After the sensitization of governments and the population of the world at large on the urgent needs of actions to be taken in order to give children a better world, concrete and clear decisions need to be made without further delay, in order for all the efforts made so far to bear fruit. Actions and realities of situations need to match. For this to happen, the first step would be to assess the needs of each country and see what are the elements, which have contributed to the current state of affair of children of that specific country. In some countries, childrens problems are related to civil wars, which generate millions of refugees of whom the majority are women and children. They are the first victims in their own countries and in the countries that receive them. In other countries the root of the problems are purely the level of poverty, which forces instinct solutions upon the families for survival and yet in others it is purely poor management and corruption by local authorities. Therefore, there is an urgent need to deal with the causes of the problem and not only one segment of it. The situations of the worlds children need to be looked at comprehensively and not in isolation. All those mothers (some with newborn babies) who marched in the city of New York, on 8 May 2002, understood exactly what the problem is and I can say, with no hesitation, that No Mother in the world would send out her 5 year old to make money for the family, if it is not only and only for survival reasons. But the saddest news is that, that 5 year old might not even come back home ! This is probably easier for mothers to understand better why all these tragic situations are happening to children in our world today than for economists who try to figure it out through economic theories and analysis.

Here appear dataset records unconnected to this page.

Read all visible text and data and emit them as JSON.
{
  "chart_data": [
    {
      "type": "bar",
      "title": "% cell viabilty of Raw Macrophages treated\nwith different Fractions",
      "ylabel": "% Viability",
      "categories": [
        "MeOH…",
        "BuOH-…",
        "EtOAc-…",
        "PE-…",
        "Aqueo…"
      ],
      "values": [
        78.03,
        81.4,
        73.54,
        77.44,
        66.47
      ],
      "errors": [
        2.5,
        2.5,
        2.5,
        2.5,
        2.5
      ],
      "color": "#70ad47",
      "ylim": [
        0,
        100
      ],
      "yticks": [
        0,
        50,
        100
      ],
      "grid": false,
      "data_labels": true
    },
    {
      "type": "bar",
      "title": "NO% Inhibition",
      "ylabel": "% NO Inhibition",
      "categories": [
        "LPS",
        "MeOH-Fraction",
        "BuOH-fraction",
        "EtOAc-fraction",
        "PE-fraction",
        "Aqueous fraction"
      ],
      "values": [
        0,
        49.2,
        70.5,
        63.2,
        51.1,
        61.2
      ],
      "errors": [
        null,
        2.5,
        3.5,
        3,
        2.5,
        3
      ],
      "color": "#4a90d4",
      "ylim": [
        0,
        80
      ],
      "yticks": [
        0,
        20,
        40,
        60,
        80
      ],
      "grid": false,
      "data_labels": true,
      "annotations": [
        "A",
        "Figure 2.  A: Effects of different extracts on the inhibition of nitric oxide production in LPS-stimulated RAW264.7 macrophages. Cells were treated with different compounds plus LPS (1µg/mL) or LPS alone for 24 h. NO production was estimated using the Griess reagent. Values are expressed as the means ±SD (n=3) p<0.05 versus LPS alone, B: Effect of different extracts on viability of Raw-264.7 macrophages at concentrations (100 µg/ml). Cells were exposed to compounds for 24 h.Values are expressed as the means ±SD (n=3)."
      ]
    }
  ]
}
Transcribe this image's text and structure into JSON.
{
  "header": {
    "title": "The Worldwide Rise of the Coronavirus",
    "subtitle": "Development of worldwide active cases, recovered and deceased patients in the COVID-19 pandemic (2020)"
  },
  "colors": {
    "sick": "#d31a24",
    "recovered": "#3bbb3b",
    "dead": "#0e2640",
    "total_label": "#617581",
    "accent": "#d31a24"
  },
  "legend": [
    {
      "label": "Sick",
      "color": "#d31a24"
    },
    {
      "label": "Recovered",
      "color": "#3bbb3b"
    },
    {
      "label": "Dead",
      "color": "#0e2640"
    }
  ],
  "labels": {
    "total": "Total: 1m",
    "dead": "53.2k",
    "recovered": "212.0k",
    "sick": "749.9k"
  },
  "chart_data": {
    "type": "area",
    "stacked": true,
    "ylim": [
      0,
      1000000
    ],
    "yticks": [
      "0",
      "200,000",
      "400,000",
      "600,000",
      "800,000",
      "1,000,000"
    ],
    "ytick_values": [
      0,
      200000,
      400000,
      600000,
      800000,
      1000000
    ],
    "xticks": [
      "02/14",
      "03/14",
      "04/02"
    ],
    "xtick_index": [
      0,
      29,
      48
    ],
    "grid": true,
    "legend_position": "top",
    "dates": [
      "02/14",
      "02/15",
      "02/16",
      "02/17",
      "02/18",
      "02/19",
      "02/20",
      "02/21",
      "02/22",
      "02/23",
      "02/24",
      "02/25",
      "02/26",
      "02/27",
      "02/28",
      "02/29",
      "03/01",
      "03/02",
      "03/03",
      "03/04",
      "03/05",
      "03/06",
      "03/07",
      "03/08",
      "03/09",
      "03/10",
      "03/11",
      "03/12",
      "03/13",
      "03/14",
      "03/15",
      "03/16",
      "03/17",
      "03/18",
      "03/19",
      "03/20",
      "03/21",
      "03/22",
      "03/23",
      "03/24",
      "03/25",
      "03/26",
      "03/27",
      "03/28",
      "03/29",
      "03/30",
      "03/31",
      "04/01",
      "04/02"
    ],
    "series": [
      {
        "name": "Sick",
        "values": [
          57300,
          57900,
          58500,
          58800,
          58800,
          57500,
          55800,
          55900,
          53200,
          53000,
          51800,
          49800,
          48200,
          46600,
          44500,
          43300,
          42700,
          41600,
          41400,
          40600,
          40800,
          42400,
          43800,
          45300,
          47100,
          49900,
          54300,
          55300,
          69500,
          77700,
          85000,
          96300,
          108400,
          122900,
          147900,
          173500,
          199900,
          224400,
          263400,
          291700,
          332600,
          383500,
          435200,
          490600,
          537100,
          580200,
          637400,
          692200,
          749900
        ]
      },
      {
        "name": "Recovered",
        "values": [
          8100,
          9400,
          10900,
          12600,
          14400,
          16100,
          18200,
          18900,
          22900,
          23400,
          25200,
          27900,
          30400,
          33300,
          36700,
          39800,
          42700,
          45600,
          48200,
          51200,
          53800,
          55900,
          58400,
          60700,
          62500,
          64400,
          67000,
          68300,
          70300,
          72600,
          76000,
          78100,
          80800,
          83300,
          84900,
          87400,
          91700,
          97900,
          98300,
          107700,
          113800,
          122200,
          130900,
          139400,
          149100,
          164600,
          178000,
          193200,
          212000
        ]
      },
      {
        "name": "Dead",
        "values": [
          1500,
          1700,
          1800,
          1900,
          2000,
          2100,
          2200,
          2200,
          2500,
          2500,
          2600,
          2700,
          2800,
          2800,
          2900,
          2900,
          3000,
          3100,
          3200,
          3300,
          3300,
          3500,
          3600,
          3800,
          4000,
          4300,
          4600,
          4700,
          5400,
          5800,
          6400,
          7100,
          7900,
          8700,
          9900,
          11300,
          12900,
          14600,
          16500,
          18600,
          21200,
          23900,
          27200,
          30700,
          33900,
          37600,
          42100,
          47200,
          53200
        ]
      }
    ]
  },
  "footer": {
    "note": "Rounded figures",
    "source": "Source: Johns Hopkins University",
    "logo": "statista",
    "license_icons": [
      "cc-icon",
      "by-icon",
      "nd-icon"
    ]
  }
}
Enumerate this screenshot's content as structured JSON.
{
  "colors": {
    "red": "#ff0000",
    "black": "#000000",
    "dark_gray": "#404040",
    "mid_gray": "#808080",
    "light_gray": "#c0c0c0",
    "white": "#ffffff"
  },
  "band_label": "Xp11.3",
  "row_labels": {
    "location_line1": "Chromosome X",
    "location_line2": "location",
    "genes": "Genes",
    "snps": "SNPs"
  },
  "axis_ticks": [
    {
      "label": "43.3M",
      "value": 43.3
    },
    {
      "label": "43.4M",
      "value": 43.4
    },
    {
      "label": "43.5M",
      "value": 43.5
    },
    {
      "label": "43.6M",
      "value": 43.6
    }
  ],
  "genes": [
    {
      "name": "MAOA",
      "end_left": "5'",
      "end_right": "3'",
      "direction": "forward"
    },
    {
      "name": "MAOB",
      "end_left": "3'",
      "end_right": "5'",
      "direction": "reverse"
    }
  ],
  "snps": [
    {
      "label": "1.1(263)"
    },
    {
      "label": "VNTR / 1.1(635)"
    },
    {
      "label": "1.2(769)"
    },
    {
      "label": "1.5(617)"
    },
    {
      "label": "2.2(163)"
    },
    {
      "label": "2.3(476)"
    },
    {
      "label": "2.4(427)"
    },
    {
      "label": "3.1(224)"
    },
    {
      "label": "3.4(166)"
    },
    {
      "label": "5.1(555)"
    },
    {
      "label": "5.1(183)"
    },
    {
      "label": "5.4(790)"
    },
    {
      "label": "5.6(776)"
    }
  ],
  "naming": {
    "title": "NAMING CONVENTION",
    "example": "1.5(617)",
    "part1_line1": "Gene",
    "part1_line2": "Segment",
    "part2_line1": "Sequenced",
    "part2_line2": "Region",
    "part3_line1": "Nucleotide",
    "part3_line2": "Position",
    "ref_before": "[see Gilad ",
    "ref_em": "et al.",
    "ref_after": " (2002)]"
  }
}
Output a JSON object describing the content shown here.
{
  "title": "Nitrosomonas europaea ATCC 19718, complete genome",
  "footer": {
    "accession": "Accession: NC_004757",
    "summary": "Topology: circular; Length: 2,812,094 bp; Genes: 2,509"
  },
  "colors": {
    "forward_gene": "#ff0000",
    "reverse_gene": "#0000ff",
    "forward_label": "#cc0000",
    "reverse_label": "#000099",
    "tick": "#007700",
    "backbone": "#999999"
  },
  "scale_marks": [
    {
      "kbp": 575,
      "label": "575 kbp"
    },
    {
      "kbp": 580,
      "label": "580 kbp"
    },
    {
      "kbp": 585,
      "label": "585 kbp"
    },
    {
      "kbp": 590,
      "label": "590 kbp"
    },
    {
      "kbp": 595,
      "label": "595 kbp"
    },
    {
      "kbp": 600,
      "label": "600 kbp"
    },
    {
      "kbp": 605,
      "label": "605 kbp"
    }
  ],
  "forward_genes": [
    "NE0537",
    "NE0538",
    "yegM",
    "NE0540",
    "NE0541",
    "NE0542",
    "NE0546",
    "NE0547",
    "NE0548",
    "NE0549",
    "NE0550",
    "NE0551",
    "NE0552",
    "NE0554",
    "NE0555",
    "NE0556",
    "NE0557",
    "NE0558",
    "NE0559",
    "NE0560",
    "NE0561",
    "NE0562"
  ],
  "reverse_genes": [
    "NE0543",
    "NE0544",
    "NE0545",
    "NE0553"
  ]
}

To conclude this long story, I would say that it is high time to search for honest approaches and ways on how to deal with the level of poverty in some of the developing countries, which are the root causes of the problem. Governments of these countries are primarily responsible to look for such approaches in consultation with their own population and take the problems in their own hands. They cannot get away from these responsibilities and by now they better know that nobody else is going to fix their problems for them. Other groups such as, civil societies, NGOs and the international community through the United Nations system are also equally responsible to play their part in the effort being made by national governments to reduce at least the level of desperation, if not the level of poverty. Arent we advocating that we are living in a global world ? If we accept the new rule of the game we should then also accept the responsibilities globally and bear in mind that we are all accountable for the suffering of millions of lives due to injustices and poverty. Exploitation of children, using them as soldiers in conflicts, child labour and all other forms of abuses did not happen over night. They are the results of continuous poverty, desperation and injustices of centuries and decades.